NSA-Spähaffäre

Warten auf "klare Linie" aus Washington

Graham Watson im Gespräch mit Marietta Schwarz |
Der britische Europa-Parlamentarier Graham Watson wirbt für Verständnis, dass ein europäisches Anti-Spionage-Abkommen für Großbritannien schwierig sei, weil es bereits eine enge Zusammenarbeit mit den USA, Kanada und Australien gebe. "Das könnte konkurrieren", sagt er.
Marietta Schwarz: US-Präsident Obama will sich heute in einer Rede zu den Konsequenzen aus der NSA-Spähaffäre äußern. Dass er eine grundlegende Reform seines Geheimdienstes anstrebt, wird allerdings kaum noch erwartet, die Hoffnungen für ein Anti-Spionage-Abkommen sind beinahe begraben. Doch nicht nur die Amerikaner tun sich damit schwer. Auch auf EU-Ebene wird um ein solches Abkommen seit einigen Monaten gerungen. Einige Mitgliedsstaaten, unter anderem Großbritannien sperren sich aber dagegen.

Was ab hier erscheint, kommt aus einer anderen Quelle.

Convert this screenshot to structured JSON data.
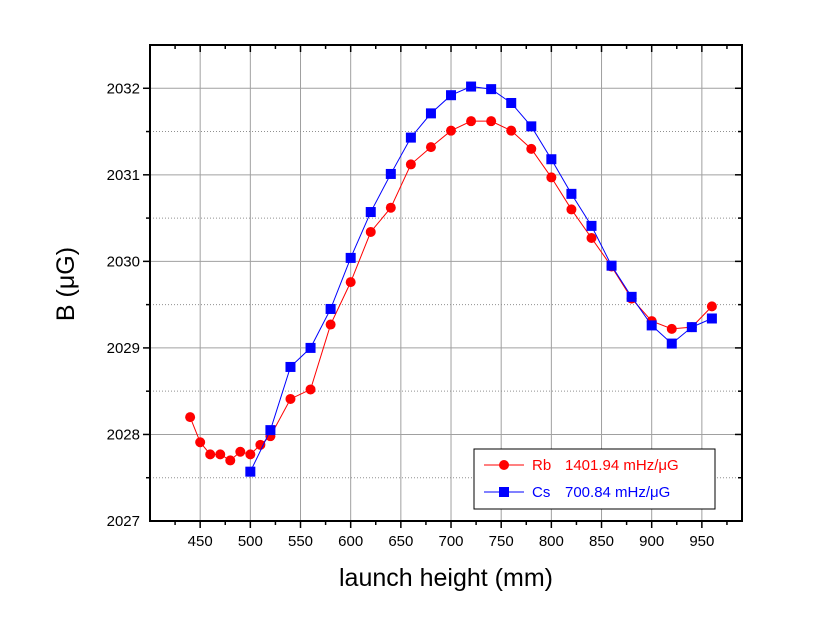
{
  "chart_data": {
    "type": "line",
    "title": "",
    "xlabel": "launch height (mm)",
    "ylabel": "B (μG)",
    "xlim": [
      400,
      990
    ],
    "ylim": [
      2027,
      2032.5
    ],
    "x_ticks": [
      450,
      500,
      550,
      600,
      650,
      700,
      750,
      800,
      850,
      900,
      950
    ],
    "y_ticks": [
      2027,
      2028,
      2029,
      2030,
      2031,
      2032
    ],
    "x_tick_labels": [
      "450",
      "500",
      "550",
      "600",
      "650",
      "700",
      "750",
      "800",
      "850",
      "900",
      "950"
    ],
    "y_tick_labels": [
      "2027",
      "2028",
      "2029",
      "2030",
      "2031",
      "2032"
    ],
    "grid": true,
    "legend_position": "bottom-right",
    "series": [
      {
        "name": "Rb",
        "legend_value": "1401.94 mHz/μG",
        "color": "#ff0000",
        "marker": "circle",
        "points": [
          [
            440,
            2028.2
          ],
          [
            450,
            2027.91
          ],
          [
            460,
            2027.77
          ],
          [
            470,
            2027.77
          ],
          [
            480,
            2027.7
          ],
          [
            490,
            2027.8
          ],
          [
            500,
            2027.77
          ],
          [
            510,
            2027.88
          ],
          [
            520,
            2027.98
          ],
          [
            540,
            2028.41
          ],
          [
            560,
            2028.52
          ],
          [
            580,
            2029.27
          ],
          [
            600,
            2029.76
          ],
          [
            620,
            2030.34
          ],
          [
            640,
            2030.62
          ],
          [
            660,
            2031.12
          ],
          [
            680,
            2031.32
          ],
          [
            700,
            2031.51
          ],
          [
            720,
            2031.62
          ],
          [
            740,
            2031.62
          ],
          [
            760,
            2031.51
          ],
          [
            780,
            2031.3
          ],
          [
            800,
            2030.97
          ],
          [
            820,
            2030.6
          ],
          [
            840,
            2030.27
          ],
          [
            860,
            2029.94
          ],
          [
            880,
            2029.57
          ],
          [
            900,
            2029.31
          ],
          [
            920,
            2029.22
          ],
          [
            940,
            2029.24
          ],
          [
            960,
            2029.48
          ]
        ]
      },
      {
        "name": "Cs",
        "legend_value": "700.84 mHz/μG",
        "color": "#0000ff",
        "marker": "square",
        "points": [
          [
            500,
            2027.57
          ],
          [
            520,
            2028.05
          ],
          [
            540,
            2028.78
          ],
          [
            560,
            2029.0
          ],
          [
            580,
            2029.45
          ],
          [
            600,
            2030.04
          ],
          [
            620,
            2030.57
          ],
          [
            640,
            2031.01
          ],
          [
            660,
            2031.43
          ],
          [
            680,
            2031.71
          ],
          [
            700,
            2031.92
          ],
          [
            720,
            2032.02
          ],
          [
            740,
            2031.99
          ],
          [
            760,
            2031.83
          ],
          [
            780,
            2031.56
          ],
          [
            800,
            2031.18
          ],
          [
            820,
            2030.78
          ],
          [
            840,
            2030.41
          ],
          [
            860,
            2029.95
          ],
          [
            880,
            2029.59
          ],
          [
            900,
            2029.26
          ],
          [
            920,
            2029.05
          ],
          [
            940,
            2029.24
          ],
          [
            960,
            2029.34
          ]
        ]
      }
    ]
  }
}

Die Briten wollen kein förmliches Abkommen, allenfalls, und das auch nur vielleicht, eine gemeinsame Erklärung zum Verzicht gegenseitigen Ausspionierens. Am Telefon ist Graham Watson; er sitzt für die britischen Liberalen im Europaparlament und ist unter anderem Mitglied im Auswärtigen Ausschuss. Herr Watson, einen schönen guten Morgen!

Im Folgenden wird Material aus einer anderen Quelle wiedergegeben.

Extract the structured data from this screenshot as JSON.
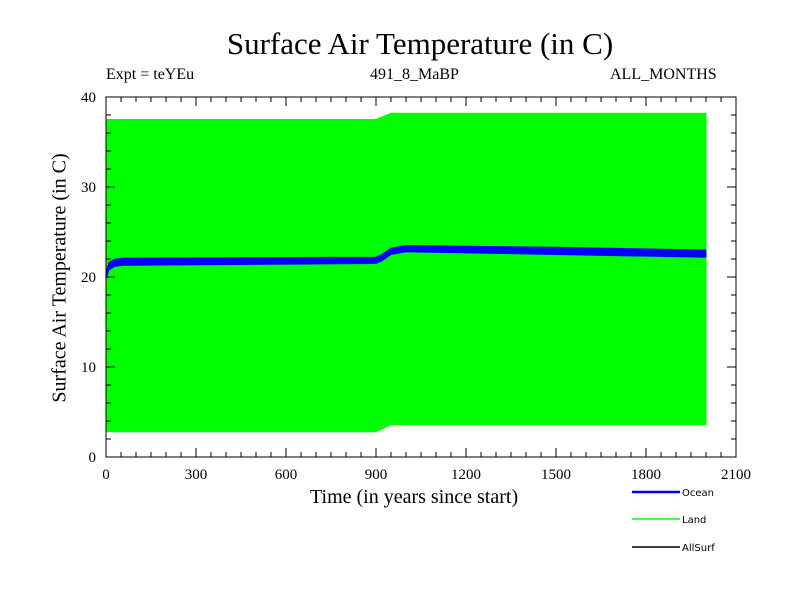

Graham Watson: Guten Morgen!
Schwarz: Was sagen Sie denn als Brite? Brauchen wir ein solches Abkommen innerhalb Europas?
Enge Zusammenarbeit zwischen Europa und Nordamerika
Watson: Meiner Meinung nach wäre es besser. Ich glaube, dass wenn wir zwischen den europäischen Ländern gute Beziehungen haben wollen, dann müssen wir Verlass aufeinander haben, und das ist am besten, wenn es eine enge Zusammenarbeit in diesen Sachen gibt. Es ist natürlich schwierig, besonders für Großbritannien, da wir bis jetzt eine solche Zusammenarbeit mit den Vereinigten Staaten, Kanada und Australien haben.
Schwarz: Das heißt, das würde konkurrieren gegenseitig, oder was meinen Sie damit?
Watson: Es könnte konkurrieren. Aber ich glaube, es wird viel einfacher und viel besser, wenn wir alle zusammen, das heißt Europa und Nordamerika, etwas zusammen tun. Wir wissen, was die Möglichkeiten sind, das heißt, es ist sehr, sehr nützlich, wenn man gegen Terroristen kämpfen will, solche Möglichkeiten zu haben.
Wir sind aber alle der Meinung, dass diese Maßnahmen unter parlamentarische Aufsicht und demokratische Kontrolle, juridische Kontrolle sein sollten. Wenn wir zusammenarbeiten, kostet uns das viel weniger, als wenn wir nicht zusammenarbeiten, und wenn wir zusammenarbeiten, schaffen wir auch mehr. Wir haben dieselbe Basis unserer Gesellschaft; wir sind alle Rechtsstaaten und Demokratien.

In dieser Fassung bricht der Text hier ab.